Les arrangements de réseau anti-ferromagnétique influencent les transitions de phase – Technoguide

Une nouvelle recherche publiée dans EPJ B révèle que la nature de la frontière à laquelle un antiferromagnet passe à un état de désordre dépend légèrement de la géométrie de sa disposition en réseau.

Les calculs impliquant des champs magnétiques «imaginaires» montrent comment les comportements de transition des antiferromagnétiques sont subtilement façonnés par leurs arrangements de réseau.

Les antiferromagnétiques contiennent des réseaux ordonnés d’atomes et de molécules, dont les moments magnétiques sont toujours pointés dans des directions exactement opposées à celles de leurs voisins.

Ces matériaux sont amenés à passer à d’autres états quantiques de la matière plus désordonnés, ou “ phases ”, par les fluctuations quantiques de leurs atomes et molécules – mais jusqu’à présent, la nature précise de ce processus n’a pas été complètement explorée. Grâce à de nouvelles recherches publiées dans EPJ B, Yoshihiro Nishiyama de l’Université d’Okayama au Japon a découvert que la nature de la frontière à laquelle cette transition se produit dépend de la géométrie de la disposition du réseau d’un antiferromagnet.

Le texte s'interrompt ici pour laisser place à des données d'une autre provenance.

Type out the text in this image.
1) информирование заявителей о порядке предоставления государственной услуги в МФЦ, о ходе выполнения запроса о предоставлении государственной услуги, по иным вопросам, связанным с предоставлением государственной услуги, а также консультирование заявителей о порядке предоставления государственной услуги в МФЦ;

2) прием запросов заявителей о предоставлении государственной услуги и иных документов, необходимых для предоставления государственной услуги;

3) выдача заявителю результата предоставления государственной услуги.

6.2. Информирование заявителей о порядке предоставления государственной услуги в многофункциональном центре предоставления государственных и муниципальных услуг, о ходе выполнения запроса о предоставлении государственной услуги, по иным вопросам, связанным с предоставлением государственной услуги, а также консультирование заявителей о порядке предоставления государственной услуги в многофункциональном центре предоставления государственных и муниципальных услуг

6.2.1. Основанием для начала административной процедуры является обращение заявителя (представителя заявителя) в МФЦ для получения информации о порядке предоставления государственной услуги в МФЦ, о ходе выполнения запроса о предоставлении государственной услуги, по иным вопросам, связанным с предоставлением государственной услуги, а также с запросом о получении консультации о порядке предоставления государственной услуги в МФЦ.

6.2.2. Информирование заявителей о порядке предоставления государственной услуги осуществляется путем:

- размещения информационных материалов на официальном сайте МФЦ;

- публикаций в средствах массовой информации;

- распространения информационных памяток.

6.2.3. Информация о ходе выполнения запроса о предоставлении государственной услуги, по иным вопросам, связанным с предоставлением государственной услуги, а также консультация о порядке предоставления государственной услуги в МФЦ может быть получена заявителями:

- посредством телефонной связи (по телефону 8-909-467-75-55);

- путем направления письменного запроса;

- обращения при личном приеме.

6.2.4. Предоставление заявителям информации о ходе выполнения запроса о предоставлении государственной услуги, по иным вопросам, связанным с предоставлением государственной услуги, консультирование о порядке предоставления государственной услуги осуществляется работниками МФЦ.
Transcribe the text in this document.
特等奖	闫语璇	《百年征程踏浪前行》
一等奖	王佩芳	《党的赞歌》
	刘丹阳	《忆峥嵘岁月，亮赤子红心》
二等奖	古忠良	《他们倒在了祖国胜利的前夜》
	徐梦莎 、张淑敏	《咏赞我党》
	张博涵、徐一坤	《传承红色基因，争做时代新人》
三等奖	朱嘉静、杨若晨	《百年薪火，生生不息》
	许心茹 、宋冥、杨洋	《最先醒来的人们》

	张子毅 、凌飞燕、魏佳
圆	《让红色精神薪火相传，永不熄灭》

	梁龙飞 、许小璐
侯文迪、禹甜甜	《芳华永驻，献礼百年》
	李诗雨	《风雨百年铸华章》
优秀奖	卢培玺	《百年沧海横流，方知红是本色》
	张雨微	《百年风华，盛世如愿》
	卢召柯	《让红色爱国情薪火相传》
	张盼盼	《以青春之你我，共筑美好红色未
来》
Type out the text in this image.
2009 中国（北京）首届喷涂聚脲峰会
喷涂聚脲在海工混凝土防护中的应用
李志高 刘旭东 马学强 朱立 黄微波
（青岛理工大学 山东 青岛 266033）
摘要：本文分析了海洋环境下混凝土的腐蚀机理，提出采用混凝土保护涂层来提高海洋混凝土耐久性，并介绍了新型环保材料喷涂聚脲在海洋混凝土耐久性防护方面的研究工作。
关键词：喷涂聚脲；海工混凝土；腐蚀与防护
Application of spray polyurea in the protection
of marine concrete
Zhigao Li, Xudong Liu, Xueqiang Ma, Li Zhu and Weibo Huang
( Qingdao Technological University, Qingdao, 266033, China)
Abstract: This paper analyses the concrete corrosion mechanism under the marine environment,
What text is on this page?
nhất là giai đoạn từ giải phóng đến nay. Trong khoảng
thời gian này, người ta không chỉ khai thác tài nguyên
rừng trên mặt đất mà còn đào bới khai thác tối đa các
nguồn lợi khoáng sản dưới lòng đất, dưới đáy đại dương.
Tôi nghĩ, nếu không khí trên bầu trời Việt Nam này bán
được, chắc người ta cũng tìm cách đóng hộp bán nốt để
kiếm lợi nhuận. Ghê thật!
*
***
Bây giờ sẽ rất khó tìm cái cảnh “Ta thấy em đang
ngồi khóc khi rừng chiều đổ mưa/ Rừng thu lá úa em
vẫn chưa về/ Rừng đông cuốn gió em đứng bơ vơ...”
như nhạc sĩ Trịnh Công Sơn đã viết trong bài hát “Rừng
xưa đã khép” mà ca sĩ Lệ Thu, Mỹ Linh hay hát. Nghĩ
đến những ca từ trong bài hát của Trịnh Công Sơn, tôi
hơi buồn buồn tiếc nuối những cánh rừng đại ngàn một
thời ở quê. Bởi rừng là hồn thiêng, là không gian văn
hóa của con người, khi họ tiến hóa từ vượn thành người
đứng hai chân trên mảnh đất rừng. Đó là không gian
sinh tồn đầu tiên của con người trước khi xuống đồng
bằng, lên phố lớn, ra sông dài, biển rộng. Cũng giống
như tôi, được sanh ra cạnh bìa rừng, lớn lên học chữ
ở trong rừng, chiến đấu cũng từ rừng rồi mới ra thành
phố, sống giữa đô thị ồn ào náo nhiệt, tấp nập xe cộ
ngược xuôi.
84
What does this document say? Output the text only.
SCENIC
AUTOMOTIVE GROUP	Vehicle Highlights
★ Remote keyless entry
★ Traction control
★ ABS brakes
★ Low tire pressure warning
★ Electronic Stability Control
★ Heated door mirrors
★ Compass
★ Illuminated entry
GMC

La découverte de Nishiyama pourrait permettre aux physiciens d’appliquer des antiferromagnétiques dans une plus grande variété de contextes en physique des matériaux et quantique. Ses calculs concernaient la «fidélité» des matériaux, qui se réfère dans ce cas au degré de chevauchement entre les états fondamentaux de leurs composants de réseau en interaction. En outre, la «susceptibilité» de fidélité décrit le degré auquel ce chevauchement est influencé par un champ magnétique appliqué. Puisque la susceptibilité est déterminée par des fluctuations quantiques, elle peut être exprimée dans le langage de la mécanique statistique – décrivant comment les observations macroscopiques peuvent résulter des influences combinées de nombreuses vibrations microscopiques.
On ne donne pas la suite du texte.